University of Hawaii Press - History

History

The Press was established in 1947 at the initiative of University of Hawaiʻi President Gregg M. Sinclair. Its first publications included a reprint of The Hawaiian Kingdom by Ralph Kuykendall and Insects of Hawaii, by Elwood C. Zimmerman, both of which have become classics. Other enduring classics from its early years include the Hawaiian-English Dictionary, by Mary Kawena Pukui and Samuel Elbert, first published in 1957, last revised and enlarged in 1986, then reprinted 16 times; and Shoal of Time: A History of the Hawaiian Islands, by Gavan Daws, whose Press edition was first published in 1974 and reprinted 19 times.

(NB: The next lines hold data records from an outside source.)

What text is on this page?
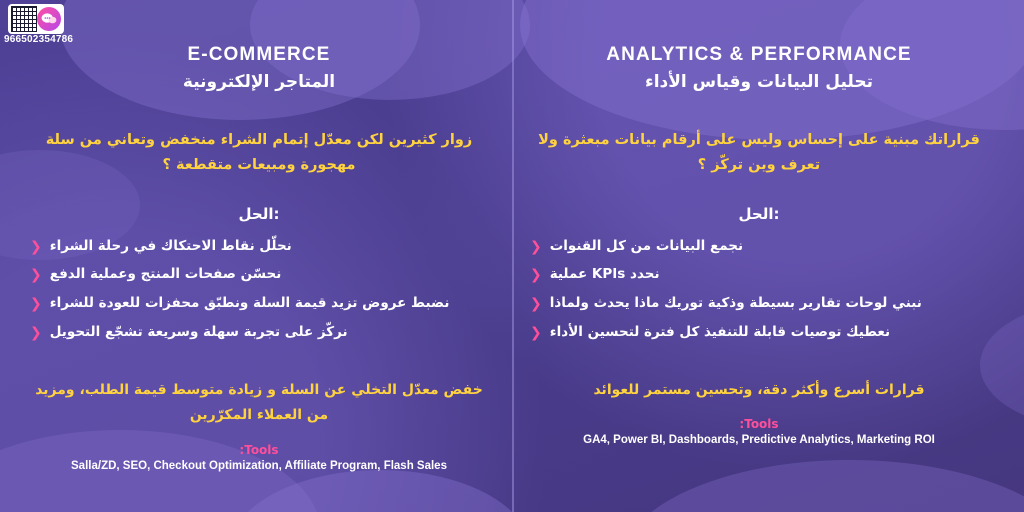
966502354786
E-COMMERCE
المتاجر الإلكترونية

زوار كثيرين لكن معدّل إتمام الشراء منخفض وتعاني من سلة مهجورة ومبيعات متقطعة ؟

:الحل
نحلّل نقاط الاحتكاك في رحلة الشراء
❮
نحسّن صفحات المنتج وعملية الدفع
❮
نضبط عروض تزيد قيمة السلة ونطبّق محفزات للعودة للشراء
❮
نركّز على تجربة سهلة وسريعة تشجّع التحويل
❮

خفض معدّل التخلي عن السلة و زيادة متوسط قيمة الطلب، ومزيد من العملاء المكرّرين

:Tools
Salla/ZD, SEO, Checkout Optimization, Affiliate Program, Flash Sales
ANALYTICS & PERFORMANCE
تحليل البيانات وقياس الأداء

قراراتك مبنية على إحساس وليس على أرقام بيانات مبعثرة ولا تعرف وين تركّز ؟

:الحل
نجمع البيانات من كل القنوات
❮
نحدد KPIs عملية
❮
نبني لوحات تقارير بسيطة وذكية توريك ماذا يحدث ولماذا
❮
نعطيك توصيات قابلة للتنفيذ كل فترة لتحسين الأداء
❮

قرارات أسرع وأكثر دقة، وتحسين مستمر للعوائد

:Tools
GA4, Power BI, Dashboards, Predictive Analytics, Marketing ROI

In 1971, the University of Hawaiʻi Press combined operations with the East-West Center Press and renamed itself the University Press of Hawaiʻi, thus adding greater coverage of Asia to its previous strength in Hawaiʻi and the Pacific. In 1981, the East-West Center withdrew its subsidy, and the name reverted to University of Hawaiʻi Press, but the focus on Asia continued to grow, so that at least half its titles now focus on Asia, with the other half devoted to Hawaiʻi (30%) and the Pacific (20%).

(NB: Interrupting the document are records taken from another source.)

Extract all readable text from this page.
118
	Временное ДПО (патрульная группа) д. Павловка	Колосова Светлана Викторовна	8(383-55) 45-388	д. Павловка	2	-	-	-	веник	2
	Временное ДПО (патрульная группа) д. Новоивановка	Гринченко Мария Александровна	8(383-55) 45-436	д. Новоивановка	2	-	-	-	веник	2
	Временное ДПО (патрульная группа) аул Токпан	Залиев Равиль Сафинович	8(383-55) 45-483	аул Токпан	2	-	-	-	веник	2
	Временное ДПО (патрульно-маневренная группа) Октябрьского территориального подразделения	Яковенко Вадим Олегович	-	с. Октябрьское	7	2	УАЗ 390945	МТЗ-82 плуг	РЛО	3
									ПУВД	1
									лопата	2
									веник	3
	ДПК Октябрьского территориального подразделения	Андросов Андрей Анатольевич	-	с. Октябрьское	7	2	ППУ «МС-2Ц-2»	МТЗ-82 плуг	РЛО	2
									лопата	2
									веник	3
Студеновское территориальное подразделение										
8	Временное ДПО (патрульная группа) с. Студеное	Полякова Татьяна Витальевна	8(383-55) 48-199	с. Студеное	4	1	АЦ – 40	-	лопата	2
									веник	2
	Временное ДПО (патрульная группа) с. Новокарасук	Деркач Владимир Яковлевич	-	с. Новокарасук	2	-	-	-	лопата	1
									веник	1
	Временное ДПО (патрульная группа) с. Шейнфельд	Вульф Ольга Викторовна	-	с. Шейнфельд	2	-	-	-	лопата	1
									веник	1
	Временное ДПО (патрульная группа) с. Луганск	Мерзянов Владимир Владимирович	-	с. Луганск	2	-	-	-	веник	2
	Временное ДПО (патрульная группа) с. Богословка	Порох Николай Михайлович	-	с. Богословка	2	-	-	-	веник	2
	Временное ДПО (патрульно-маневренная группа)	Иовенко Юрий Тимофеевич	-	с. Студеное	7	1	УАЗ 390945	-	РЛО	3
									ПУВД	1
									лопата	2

UH Press output included journals from the very beginning. Most of the Press's inaugural budget appropriation was allocated to the journal Pacific Science, whose first issue appeared in 1947. However, Pacific Science did not bear the UH Press imprint until 1953, two years after Philosophy East and West made its debut from UH Press (Kamins & Potter 1998:234-240).

The number of journals gradually expanded over the next few decades, with the acquisition of Oceanic Linguistics (in vol. V) in 1966 and Asian Perspectives (in vol. XII) in 1969, and the founding of Korean Studies in 1977, Biography in 1978, Buddhist-Christian Studies in 1981, and Asian Theatre Journal in 1984, all initiated at the University of Hawaiʻi. Flush State budgets in the late 1980s and early 1990s permitted several further initiatives by other campus departments. The literary journal Mānoa and the "island affairs" journal The Contemporary Pacific made their debut in 1989, followed by the Journal of World History in 1990, and then China Review International in 1994, just before severe budget cutbacks eliminated all university subsidies to the Journals Department.

Journals production struggled along, with some editorial offices assuming more of the burden, until Press subsidies were partially restored in 1998 and the department was restaffed. All 12 journals made their debut in the Project MUSE database of journals in the humanities and social sciences in 2000-2001, but Pacific Science switched to the BioOne collection of natural science journals in 2008. The Yearbook of the Association of Pacific Coast Geographers began publishing with UH Press in 2000 (in vol. 62) and made its debut in Project MUSE in 2004. The Asia Society's Archives of Asian Art began publishing with UH Press in 2007 (in vol. 57).